Friday, November 25, 2011

Online Education and the Dentist vs Personal Trainer Models of Learning

I'm a little skeptical about online education. About 2/3 skeptical.

Most of the (traditional) teaching I received was squarely based on what I call the Dentist Model of Education: a [student|patient] goes into the [classroom|dentist's office] and the [instructor|dentist] does something technical to the [student|patient]. Once the professional is done, the [student|patient] goes away and [forgets the lecture|never flosses].

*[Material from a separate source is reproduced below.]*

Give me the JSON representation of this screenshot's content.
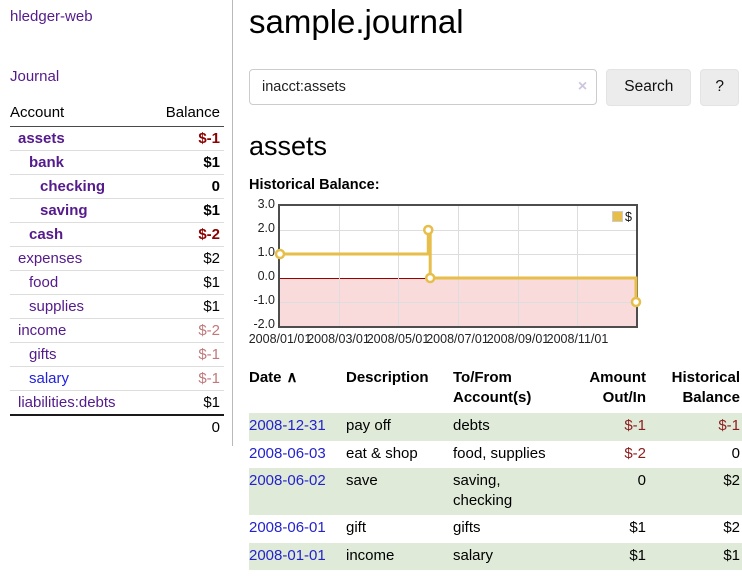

I learned almost nothing from that teaching. Like every other person in a technical field, I learned from studying and solving practice problems. (Rule of thumb: learning is 1% lecture, 9% study, 90% practice problems.)

A better education model, the Personal Trainer Model of Education asserts that, like in fitness training, results come from the [trainee|student] practicing the [movements|materials] himself/herself. The job of the [personal trainer|instructor] is to guide that practice and select [exercises|materials] that are appropriate to the [training|instruction] objectives.

Which is why I'm two-thirds skeptical of the goodness of online education.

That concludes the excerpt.